Historically, the sole desired outcome of IVF is that of a pregnancy. The worlds first successful IVF pregnancy was Louise Brown who was born in 1978. Over the last 34 years IVF has changed immeasurably, not only in becoming significantly more successful, but also that the desired outcome is now not just a pregnancy, but that of a healthy pregnancy both for mother and baby. Unusually in medicine, most patients requiring IVF are otherwise healthy, and therefore the notion of primum non nocere or first do no harm, is even more important than with most patients who are by definition unwell. A lot of the advances endocrinologically over the last ten years have been to try and make the cycle safer for the female patient by trying to individualise the dose of FSH used, to ensure the safest protocols for IVF are used and that the resultant baby has the healthiest and best possible start in life. More accurate methods of assessing ovarian reserve such as antral follicle count and AMH levels now allow us to individualise, more accurately, stimulation regimes. This has allowed us to reduce the proportion of patients who are under stimulated and also over stimulated.
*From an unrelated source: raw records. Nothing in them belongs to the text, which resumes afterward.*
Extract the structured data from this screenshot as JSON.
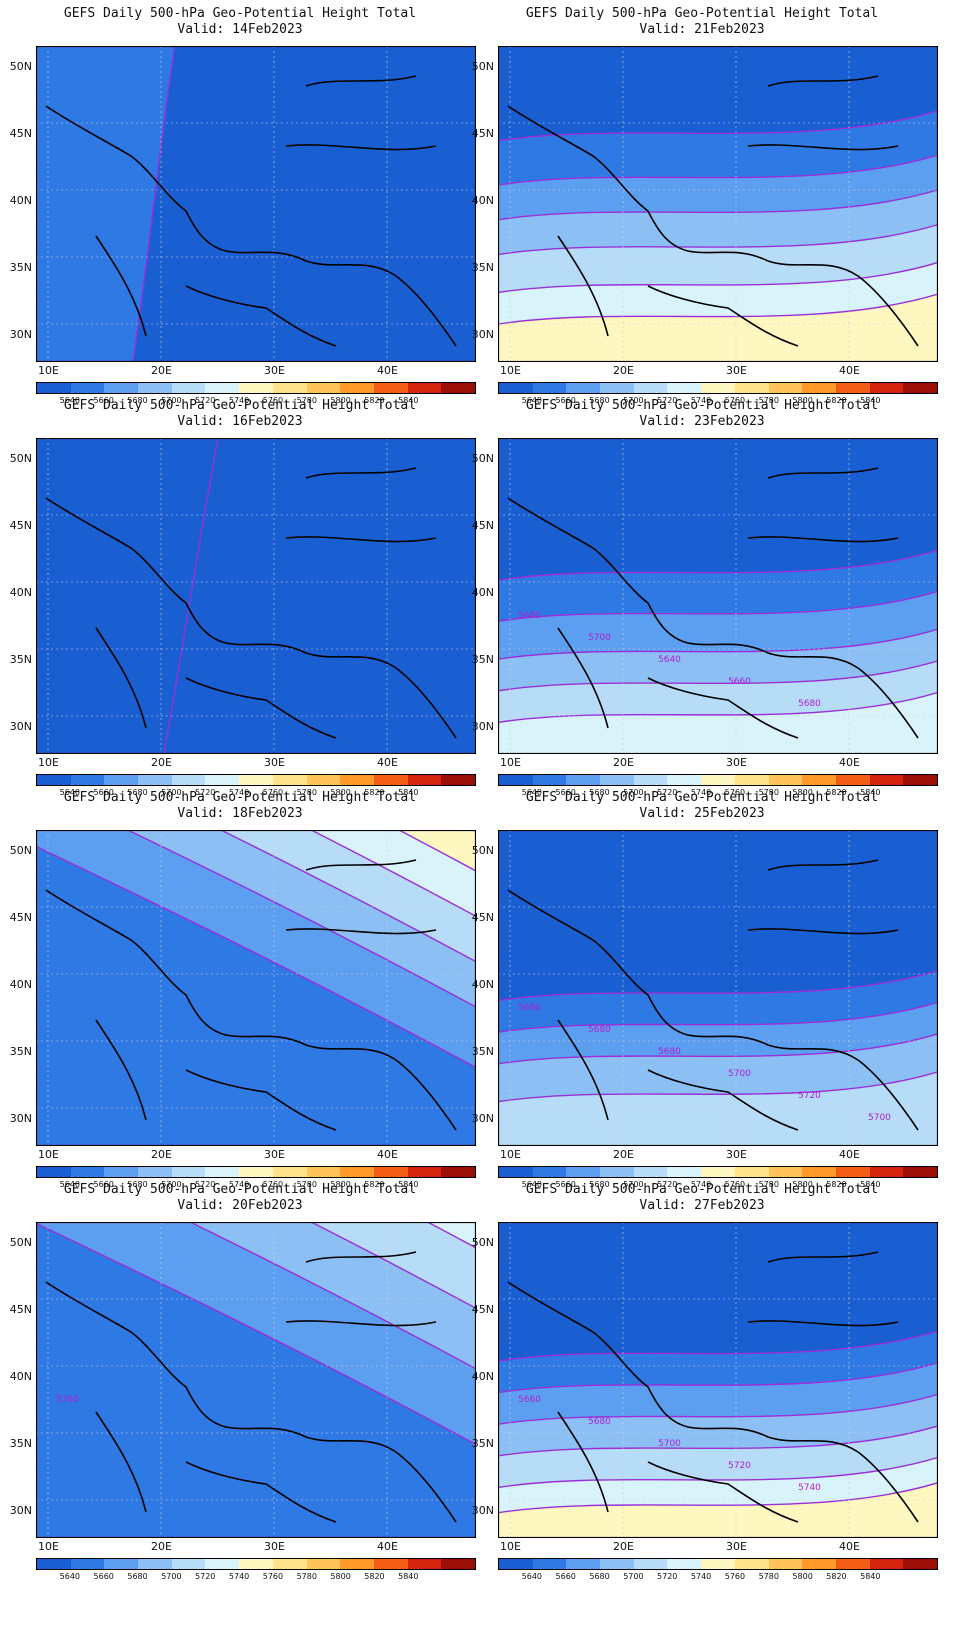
{
  "title_line1": "GEFS Daily 500-hPa Geo-Potential Height Total",
  "lat_labels": [
    "50N",
    "45N",
    "40N",
    "35N",
    "30N"
  ],
  "lon_labels": [
    "10E",
    "20E",
    "30E",
    "40E"
  ],
  "colorbar": {
    "colors": [
      "#1a5fd1",
      "#2f79e4",
      "#5c9ff0",
      "#8cc0f5",
      "#b6dcf8",
      "#d9f3fb",
      "#fff7c0",
      "#ffe28a",
      "#ffc35a",
      "#ff9a2b",
      "#f25c15",
      "#d4240d",
      "#9c0f08"
    ],
    "labels": [
      "5640",
      "5660",
      "5680",
      "5700",
      "5720",
      "5740",
      "5760",
      "5780",
      "5800",
      "5820",
      "5840"
    ]
  },
  "panels": [
    {
      "id": "p1",
      "valid": "Valid: 14Feb2023",
      "contour_labels": []
    },
    {
      "id": "p2",
      "valid": "Valid: 21Feb2023",
      "contour_labels": []
    },
    {
      "id": "p3",
      "valid": "Valid: 16Feb2023",
      "contour_labels": []
    },
    {
      "id": "p4",
      "valid": "Valid: 23Feb2023",
      "contour_labels": [
        "5680",
        "5700",
        "5640",
        "5660",
        "5680"
      ]
    },
    {
      "id": "p5",
      "valid": "Valid: 18Feb2023",
      "contour_labels": []
    },
    {
      "id": "p6",
      "valid": "Valid: 25Feb2023",
      "contour_labels": [
        "5660",
        "5680",
        "5680",
        "5700",
        "5720",
        "5700"
      ]
    },
    {
      "id": "p7",
      "valid": "Valid: 20Feb2023",
      "contour_labels": [
        "5760"
      ]
    },
    {
      "id": "p8",
      "valid": "Valid: 27Feb2023",
      "contour_labels": [
        "5660",
        "5680",
        "5700",
        "5720",
        "5740"
      ]
    }
  ]
}
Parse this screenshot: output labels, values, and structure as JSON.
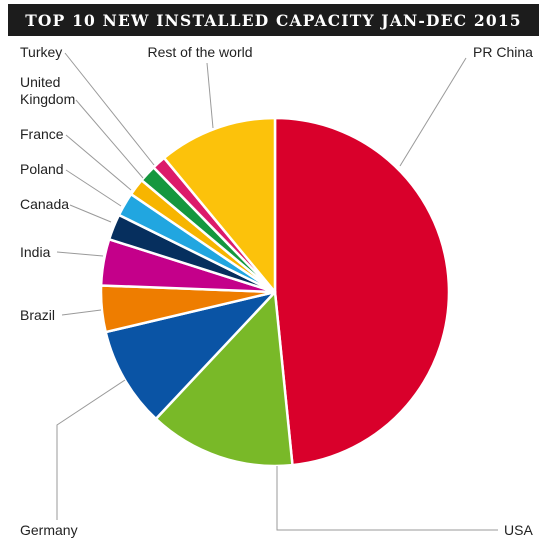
{
  "chart_data": {
    "type": "pie",
    "title": "TOP 10 NEW INSTALLED CAPACITY JAN-DEC 2015",
    "slices": [
      {
        "label": "PR China",
        "value": 48.4,
        "color": "#d9002b",
        "display": [
          "PR China"
        ]
      },
      {
        "label": "USA",
        "value": 13.6,
        "color": "#79b928",
        "display": [
          "USA"
        ]
      },
      {
        "label": "Germany",
        "value": 9.3,
        "color": "#0a54a5",
        "display": [
          "Germany"
        ]
      },
      {
        "label": "Brazil",
        "value": 4.3,
        "color": "#ee7d00",
        "display": [
          "Brazil"
        ]
      },
      {
        "label": "India",
        "value": 4.3,
        "color": "#c4008a",
        "display": [
          "India"
        ]
      },
      {
        "label": "Canadaa",
        "value": 2.4,
        "color": "#062f5e",
        "display": [
          "Canada"
        ]
      },
      {
        "label": "Poland",
        "value": 2.2,
        "color": "#21a6e0",
        "display": [
          "Poland"
        ]
      },
      {
        "label": "France",
        "value": 1.6,
        "color": "#f7b500",
        "display": [
          "France"
        ]
      },
      {
        "label": "United Kingdom",
        "value": 1.6,
        "color": "#15973e",
        "display": [
          "United",
          "Kingdom"
        ]
      },
      {
        "label": "Turkey",
        "value": 1.3,
        "color": "#dc1a6a",
        "display": [
          "Turkey"
        ]
      },
      {
        "label": "Rest of the world",
        "value": 11.0,
        "color": "#fcc20b",
        "display": [
          "Rest of the world"
        ]
      }
    ]
  }
}
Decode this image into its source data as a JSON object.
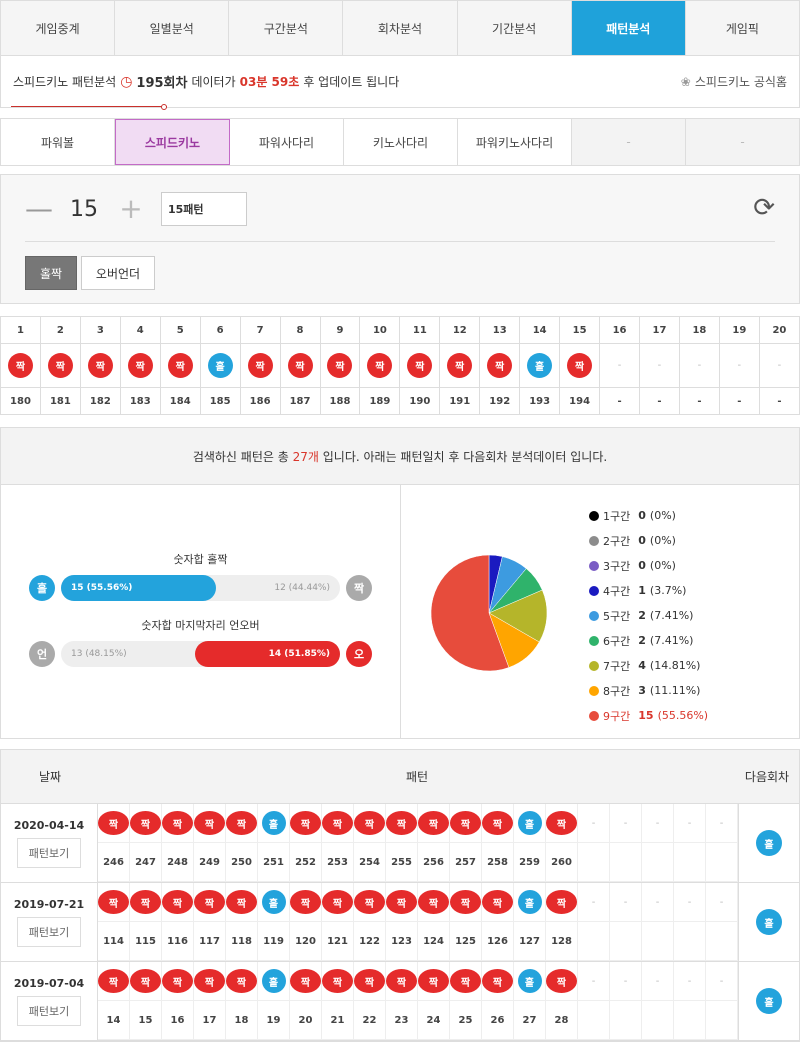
{
  "tabs": [
    "게임중계",
    "일별분석",
    "구간분석",
    "회차분석",
    "기간분석",
    "패턴분석",
    "게임픽"
  ],
  "active_tab": 5,
  "info": {
    "prefix": "스피드키노 패턴분석",
    "round": "195회차",
    "mid": "데이터가",
    "time": "03분 59초",
    "suffix": "후 업데이트 됩니다",
    "official": "스피드키노 공식홈"
  },
  "subtabs": [
    "파워볼",
    "스피드키노",
    "파워사다리",
    "키노사다리",
    "파워키노사다리",
    "-",
    "-"
  ],
  "active_subtab": 1,
  "control": {
    "minus": "—",
    "count": "15",
    "plus": "+",
    "select": "15패턴",
    "btn_oddeven": "홀짝",
    "btn_overunder": "오버언더"
  },
  "grid": {
    "cols": [
      "1",
      "2",
      "3",
      "4",
      "5",
      "6",
      "7",
      "8",
      "9",
      "10",
      "11",
      "12",
      "13",
      "14",
      "15",
      "16",
      "17",
      "18",
      "19",
      "20"
    ],
    "results": [
      "짝",
      "짝",
      "짝",
      "짝",
      "짝",
      "홀",
      "짝",
      "짝",
      "짝",
      "짝",
      "짝",
      "짝",
      "짝",
      "홀",
      "짝",
      "-",
      "-",
      "-",
      "-",
      "-"
    ],
    "rounds": [
      "180",
      "181",
      "182",
      "183",
      "184",
      "185",
      "186",
      "187",
      "188",
      "189",
      "190",
      "191",
      "192",
      "193",
      "194",
      "-",
      "-",
      "-",
      "-",
      "-"
    ]
  },
  "summary": {
    "pre": "검색하신 패턴은 총",
    "count": "27개",
    "post": "입니다. 아래는 패턴일치 후 다음회차 분석데이터 입니다."
  },
  "bars": {
    "oe_title": "숫자합 홀짝",
    "oe_left_icon": "홀",
    "oe_left": "15 (55.56%)",
    "oe_left_pct": 55.56,
    "oe_right": "12 (44.44%)",
    "oe_right_icon": "짝",
    "ou_title": "숫자합 마지막자리 언오버",
    "ou_left_icon": "언",
    "ou_left": "13 (48.15%)",
    "ou_right": "14 (51.85%)",
    "ou_right_pct": 51.85,
    "ou_right_icon": "오"
  },
  "legend": [
    {
      "label": "1구간",
      "count": "0",
      "pct": "(0%)",
      "color": "#000000",
      "value": 0
    },
    {
      "label": "2구간",
      "count": "0",
      "pct": "(0%)",
      "color": "#8c8c8c",
      "value": 0
    },
    {
      "label": "3구간",
      "count": "0",
      "pct": "(0%)",
      "color": "#7a5cc4",
      "value": 0
    },
    {
      "label": "4구간",
      "count": "1",
      "pct": "(3.7%)",
      "color": "#1a1ac0",
      "value": 3.7
    },
    {
      "label": "5구간",
      "count": "2",
      "pct": "(7.41%)",
      "color": "#3d9be0",
      "value": 7.41
    },
    {
      "label": "6구간",
      "count": "2",
      "pct": "(7.41%)",
      "color": "#2fb36b",
      "value": 7.41
    },
    {
      "label": "7구간",
      "count": "4",
      "pct": "(14.81%)",
      "color": "#b5b52a",
      "value": 14.81
    },
    {
      "label": "8구간",
      "count": "3",
      "pct": "(11.11%)",
      "color": "#ffa500",
      "value": 11.11
    },
    {
      "label": "9구간",
      "count": "15",
      "pct": "(55.56%)",
      "color": "#e74c3c",
      "value": 55.56
    }
  ],
  "history": {
    "h_date": "날짜",
    "h_pattern": "패턴",
    "h_next": "다음회차",
    "view_label": "패턴보기",
    "rows": [
      {
        "date": "2020-04-14",
        "results": [
          "짝",
          "짝",
          "짝",
          "짝",
          "짝",
          "홀",
          "짝",
          "짝",
          "짝",
          "짝",
          "짝",
          "짝",
          "짝",
          "홀",
          "짝",
          "-",
          "-",
          "-",
          "-",
          "-"
        ],
        "rounds": [
          "246",
          "247",
          "248",
          "249",
          "250",
          "251",
          "252",
          "253",
          "254",
          "255",
          "256",
          "257",
          "258",
          "259",
          "260",
          "",
          "",
          "",
          "",
          ""
        ],
        "next": "홀"
      },
      {
        "date": "2019-07-21",
        "results": [
          "짝",
          "짝",
          "짝",
          "짝",
          "짝",
          "홀",
          "짝",
          "짝",
          "짝",
          "짝",
          "짝",
          "짝",
          "짝",
          "홀",
          "짝",
          "-",
          "-",
          "-",
          "-",
          "-"
        ],
        "rounds": [
          "114",
          "115",
          "116",
          "117",
          "118",
          "119",
          "120",
          "121",
          "122",
          "123",
          "124",
          "125",
          "126",
          "127",
          "128",
          "",
          "",
          "",
          "",
          ""
        ],
        "next": "홀"
      },
      {
        "date": "2019-07-04",
        "results": [
          "짝",
          "짝",
          "짝",
          "짝",
          "짝",
          "홀",
          "짝",
          "짝",
          "짝",
          "짝",
          "짝",
          "짝",
          "짝",
          "홀",
          "짝",
          "-",
          "-",
          "-",
          "-",
          "-"
        ],
        "rounds": [
          "14",
          "15",
          "16",
          "17",
          "18",
          "19",
          "20",
          "21",
          "22",
          "23",
          "24",
          "25",
          "26",
          "27",
          "28",
          "",
          "",
          "",
          "",
          ""
        ],
        "next": "홀"
      }
    ]
  }
}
This not only improves pregnancy outcomes, but also safety. We know one of the biggest risks of IVF is ovarian hyperstimulation syndrome, and it has been well recognised that certain groups of patients, such as those suffering from PCOS, are at higher risk of developing this life threatening complication. By not only individualising the dose, but optimising the protocol and using more antagonist protocols, then the risk of severe OHHS can be significantly reduced. Concurrent use of medication such as metformin can also reduce the ovarian hyperstimulation rates.
Declaration of interest: There is no conflict of interest that could be perceived as prejudicing the impartiality of the research reported.
Funding: No specific grant from any funding agency in the public, commercial or not-for-profit sector.